Image: Andrew Bossi, Flickr
I’m finishing up Iain McGilchrist’s brilliant journey of a book The Master and his Emissary: The Divided Brain and the Making of the Western World, looking for (and finding!) implications for futures studies and foresight. (I have a forthcoming article exploring the “I” of the beholder in relation to our discipline). But more on that later.
What I wanted to share here is that at one point the author reminded me of the now-famous experiment on selective attention in which a group of people are asked to observe a basketball game between two teams, one wearing black T-shirts and other white. The assignment is to track how many times the players in white pass the ball amongst each other. (Watch the video here – and unless you do right now, I’ve ruined it for you!)
The diligent respondents, fixated on their task, pay such enormous attention to the back and forth between the players that they fail to see how a new figure enters the terrain – a person dressed as a gorilla – who not only walks nonchalantly across the scene but also comes to the fore, raises a fist, beats his chest, does a little jiggle, and exits. Few students from the study noticed the gorilla! (Simons & Chabris, http://www.theinvisiblegorilla.com/)
As you can imagine, the implications of this research are quite profound no matter the field.
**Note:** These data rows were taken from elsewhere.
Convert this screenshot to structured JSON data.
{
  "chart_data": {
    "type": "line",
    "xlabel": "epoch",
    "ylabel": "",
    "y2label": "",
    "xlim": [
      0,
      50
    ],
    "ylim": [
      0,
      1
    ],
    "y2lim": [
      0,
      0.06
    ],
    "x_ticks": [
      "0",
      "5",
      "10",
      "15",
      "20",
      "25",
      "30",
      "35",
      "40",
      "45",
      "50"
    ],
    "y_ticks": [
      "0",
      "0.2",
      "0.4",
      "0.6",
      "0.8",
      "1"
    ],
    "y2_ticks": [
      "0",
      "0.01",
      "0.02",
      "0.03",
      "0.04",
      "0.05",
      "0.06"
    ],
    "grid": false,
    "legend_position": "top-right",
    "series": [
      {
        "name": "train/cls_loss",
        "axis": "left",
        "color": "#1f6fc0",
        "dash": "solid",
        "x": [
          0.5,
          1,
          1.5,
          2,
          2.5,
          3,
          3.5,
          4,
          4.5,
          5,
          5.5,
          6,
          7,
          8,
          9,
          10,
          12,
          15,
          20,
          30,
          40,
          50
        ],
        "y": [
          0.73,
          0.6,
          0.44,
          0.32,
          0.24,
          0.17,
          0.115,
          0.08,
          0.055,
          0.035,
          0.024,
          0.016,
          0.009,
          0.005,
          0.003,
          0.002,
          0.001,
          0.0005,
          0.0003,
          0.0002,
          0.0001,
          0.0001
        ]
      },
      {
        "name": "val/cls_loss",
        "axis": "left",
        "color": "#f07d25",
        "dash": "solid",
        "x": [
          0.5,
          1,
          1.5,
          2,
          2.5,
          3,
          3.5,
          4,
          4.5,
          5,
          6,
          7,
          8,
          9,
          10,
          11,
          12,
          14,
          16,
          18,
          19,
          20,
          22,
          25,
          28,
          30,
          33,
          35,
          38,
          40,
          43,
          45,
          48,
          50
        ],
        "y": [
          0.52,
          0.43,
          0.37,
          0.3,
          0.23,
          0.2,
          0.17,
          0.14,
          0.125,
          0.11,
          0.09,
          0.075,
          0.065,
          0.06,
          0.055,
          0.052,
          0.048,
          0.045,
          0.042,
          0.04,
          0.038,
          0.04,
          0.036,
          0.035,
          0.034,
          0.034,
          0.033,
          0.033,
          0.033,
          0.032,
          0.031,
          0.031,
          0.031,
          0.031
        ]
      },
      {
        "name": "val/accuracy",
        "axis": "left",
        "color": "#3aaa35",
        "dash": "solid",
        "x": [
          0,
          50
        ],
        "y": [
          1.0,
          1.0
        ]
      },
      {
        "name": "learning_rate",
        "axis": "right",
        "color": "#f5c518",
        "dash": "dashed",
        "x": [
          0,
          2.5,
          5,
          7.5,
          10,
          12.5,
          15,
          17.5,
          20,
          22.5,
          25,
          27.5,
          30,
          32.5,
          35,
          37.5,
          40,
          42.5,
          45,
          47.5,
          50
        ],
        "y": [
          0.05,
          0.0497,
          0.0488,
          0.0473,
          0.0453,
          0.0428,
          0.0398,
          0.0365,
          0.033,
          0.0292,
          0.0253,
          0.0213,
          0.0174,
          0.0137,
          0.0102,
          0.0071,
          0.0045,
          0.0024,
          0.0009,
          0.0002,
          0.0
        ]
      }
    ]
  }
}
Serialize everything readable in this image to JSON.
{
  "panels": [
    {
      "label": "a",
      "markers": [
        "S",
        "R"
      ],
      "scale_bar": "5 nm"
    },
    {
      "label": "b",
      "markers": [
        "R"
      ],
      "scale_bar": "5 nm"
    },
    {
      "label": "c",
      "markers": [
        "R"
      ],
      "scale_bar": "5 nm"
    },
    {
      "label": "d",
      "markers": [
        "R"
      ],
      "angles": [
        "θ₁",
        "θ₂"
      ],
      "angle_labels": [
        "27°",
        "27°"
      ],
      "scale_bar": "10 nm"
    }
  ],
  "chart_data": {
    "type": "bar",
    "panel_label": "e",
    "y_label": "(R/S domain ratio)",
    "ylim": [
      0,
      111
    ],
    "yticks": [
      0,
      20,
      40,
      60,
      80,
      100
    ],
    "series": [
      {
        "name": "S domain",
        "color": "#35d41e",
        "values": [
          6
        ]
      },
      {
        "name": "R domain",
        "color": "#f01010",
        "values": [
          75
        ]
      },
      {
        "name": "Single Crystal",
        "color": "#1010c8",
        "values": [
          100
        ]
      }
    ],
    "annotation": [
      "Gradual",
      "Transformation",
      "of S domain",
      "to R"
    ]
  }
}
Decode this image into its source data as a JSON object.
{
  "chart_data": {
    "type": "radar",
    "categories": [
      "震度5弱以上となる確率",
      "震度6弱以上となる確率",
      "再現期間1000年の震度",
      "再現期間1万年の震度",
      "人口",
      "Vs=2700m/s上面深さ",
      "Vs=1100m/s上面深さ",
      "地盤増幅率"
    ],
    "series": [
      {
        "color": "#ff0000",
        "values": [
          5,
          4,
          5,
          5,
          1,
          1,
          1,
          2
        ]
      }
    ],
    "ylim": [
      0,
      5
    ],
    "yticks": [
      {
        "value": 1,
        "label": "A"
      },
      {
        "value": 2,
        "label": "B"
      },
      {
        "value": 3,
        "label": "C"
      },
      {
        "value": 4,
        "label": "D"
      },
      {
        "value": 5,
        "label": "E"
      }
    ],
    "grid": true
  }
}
But from my perspective in terms of the work we do, I think there are two fundamental insights:
1) Much of the real economic value in the world today is created by people who make things happen by sharpening their attention to what’s at hand – today’s work requires intensity of focus and clarity of purpose for creating tangible results. However, our best intentions are often dampened by the unexpected. As futurists, our value is to complement clients (decision-makers, innovators, strategists, entrepreneurs, policymakers) do their jobs even better by helping them navigate terrains fraught with gorillas – not only in the foreground of attention, but especially at the background, the fringe. This is why it is imperative that we engage in a co-creative process that brings out the best of both worlds. Futurists are there to help you explore the unforeseen, without denying or minimizing your expert knowledge. Your focus and expertise are essential when teamed up with the breadth, depth and temporal dimension of futurists (who are not trying to replace focused expert knowledge in your domain). It is the process by which you get both the score right (in the fictitious basketball game, and in the world of results), and also see the gorillas (benevolent or otherwise).
2) My second insight is closer to home – why is this study important for futurists. We need to resist the siren call for content specialization. Our particular economic value doesn’t stem in replicating our clients’ expertise – we have to remain distanced enough (not too much, not too little – just enough) to be able to notice gorillas. Of course we all have our preferences in topic domains but we ought to stay true to our calling of ‘generalists’ – pattern finders, masters of ‘betweenness’, of relationship amongst things. This is why we get trained in ‘liking’ sources we normally wouldn’t read or watch (and yes, that’s often insurmountable entirely as individuals but also the reason why we offer ourselves in teams – and be sure that hell breaks loose when we don’t agree –thankfully, our clients don’t witness our internal processes); embracing otherness and the unknown, staying with them long enough to acknowledge and understand a different point of view; carry lenses that don’t necessarily feel comfortable or welcome. It is how it should be for value’s sake. Full detachment is neither possible nor encouraged – it wouldn’t serve anyone well, neither clients nor us – all we can hope for is to develop a tad of empathy for otherness, aka alterity. Finding and acknowledging what is beyond. It’s why I’m proud to call myself a futurist.